Disentangling nanotwinned microstructures in Ni-Mn-based Heusler alloys from first-principles

Depending on composition and chemical order, Ni-Mn-based Heusler alloys exhibit interesting functional properties, which render them useful for magnetic shape memory applications or as magnetocaloric materials. This is linked to the presence of hierarchically twinned modulated structures in martensite, which can be interpreted as adaptive, self-organized arrangement of [110]-aligned nanotwins consisting of non-modulated tetragonal building blocks as was shown previously for the paradigmatic case of stoichiometric Ni2MnGa [1]. A band-Jahn-Teller-type reconstruction of the Fermi surface which in particular softens the [110] transversal acoustic phonons leads to a downhill transformation path from cubic austenite to nanotwinned martensite [2]. The twin interfaces are subject to competing repulsive and attractive interactions related to the frustrated antiferromagnetic coupling between neighboring Mn atoms [3].

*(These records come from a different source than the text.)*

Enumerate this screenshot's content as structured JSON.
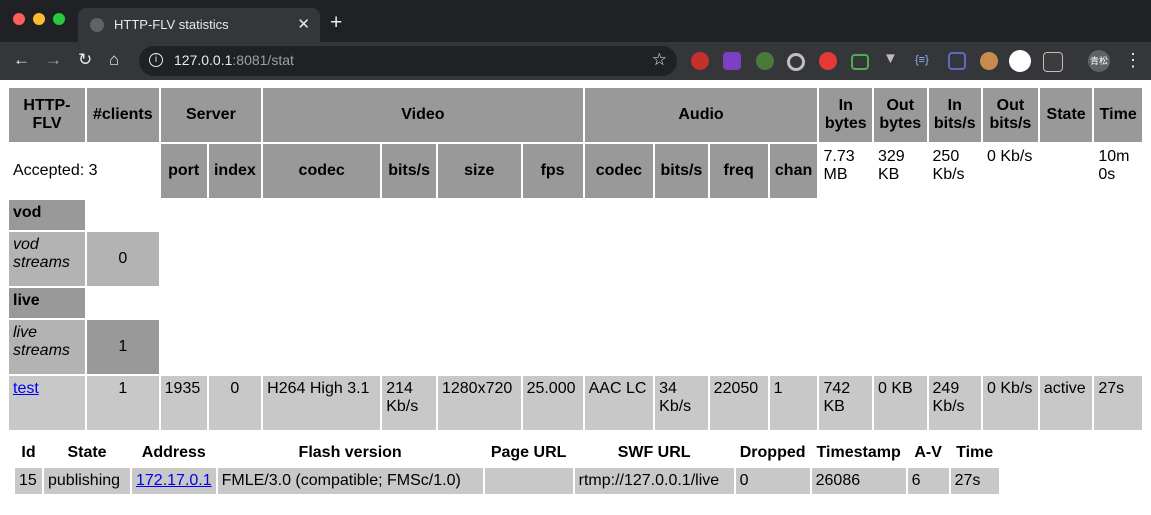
{
  "browser": {
    "tab_title": "HTTP-FLV statistics",
    "url_host": "127.0.0.1",
    "url_rest": ":8081/stat",
    "traffic_lights": [
      "#ff5f57",
      "#febc2e",
      "#28c840"
    ],
    "extensions": [
      "abp-icon",
      "rp-icon",
      "ext-green-icon",
      "ext-circle-icon",
      "ext-red-icon",
      "ext-tv-icon",
      "ext-v-icon",
      "ext-braces-icon",
      "ext-share-icon",
      "ext-cookie-icon",
      "ext-shield-icon",
      "ext-a-icon"
    ],
    "profile_label": "青松"
  },
  "stats": {
    "headers": {
      "http_flv": "HTTP-FLV",
      "clients": "#clients",
      "server": "Server",
      "video": "Video",
      "audio": "Audio",
      "in_bytes": "In bytes",
      "out_bytes": "Out bytes",
      "in_bits": "In bits/s",
      "out_bits": "Out bits/s",
      "state": "State",
      "time": "Time"
    },
    "subheaders": {
      "port": "port",
      "index": "index",
      "vcodec": "codec",
      "vbits": "bits/s",
      "size": "size",
      "fps": "fps",
      "acodec": "codec",
      "abits": "bits/s",
      "freq": "freq",
      "chan": "chan"
    },
    "accepted": "Accepted: 3",
    "totals": {
      "in_bytes": "7.73 MB",
      "out_bytes": "329 KB",
      "in_bits": "250 Kb/s",
      "out_bits": "0 Kb/s",
      "time": "10m 0s"
    },
    "vod": {
      "label": "vod",
      "streams_label": "vod streams",
      "streams": "0"
    },
    "live": {
      "label": "live",
      "streams_label": "live streams",
      "streams": "1"
    },
    "stream": {
      "name": "test",
      "clients": "1",
      "port": "1935",
      "index": "0",
      "vcodec": "H264 High 3.1",
      "vbits": "214 Kb/s",
      "size": "1280x720",
      "fps": "25.000",
      "acodec": "AAC LC",
      "abits": "34 Kb/s",
      "freq": "22050",
      "chan": "1",
      "in_bytes": "742 KB",
      "out_bytes": "0 KB",
      "in_bits": "249 Kb/s",
      "out_bits": "0 Kb/s",
      "state": "active",
      "time": "27s"
    }
  },
  "clients": {
    "headers": {
      "id": "Id",
      "state": "State",
      "address": "Address",
      "flash": "Flash version",
      "page_url": "Page URL",
      "swf_url": "SWF URL",
      "dropped": "Dropped",
      "timestamp": "Timestamp",
      "av": "A-V",
      "time": "Time"
    },
    "row": {
      "id": "15",
      "state": "publishing",
      "address": "172.17.0.1",
      "flash": "FMLE/3.0 (compatible; FMSc/1.0)",
      "page_url": "",
      "swf_url": "rtmp://127.0.0.1/live",
      "dropped": "0",
      "timestamp": "26086",
      "av": "6",
      "time": "27s"
    }
  }
}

Based on recent first-principles calculations in the framework of density functional theory, the present contribution explores the signatures of the interdependence of magnetism, chemical order and nanotwinning in Ni-Mn-based Heusler systems beyond Ni-Mn-Ga and their relevance for the functional properties. Particular emphasis will be made on off-stoichiometric compositions suitable for magnetocaloric purposes.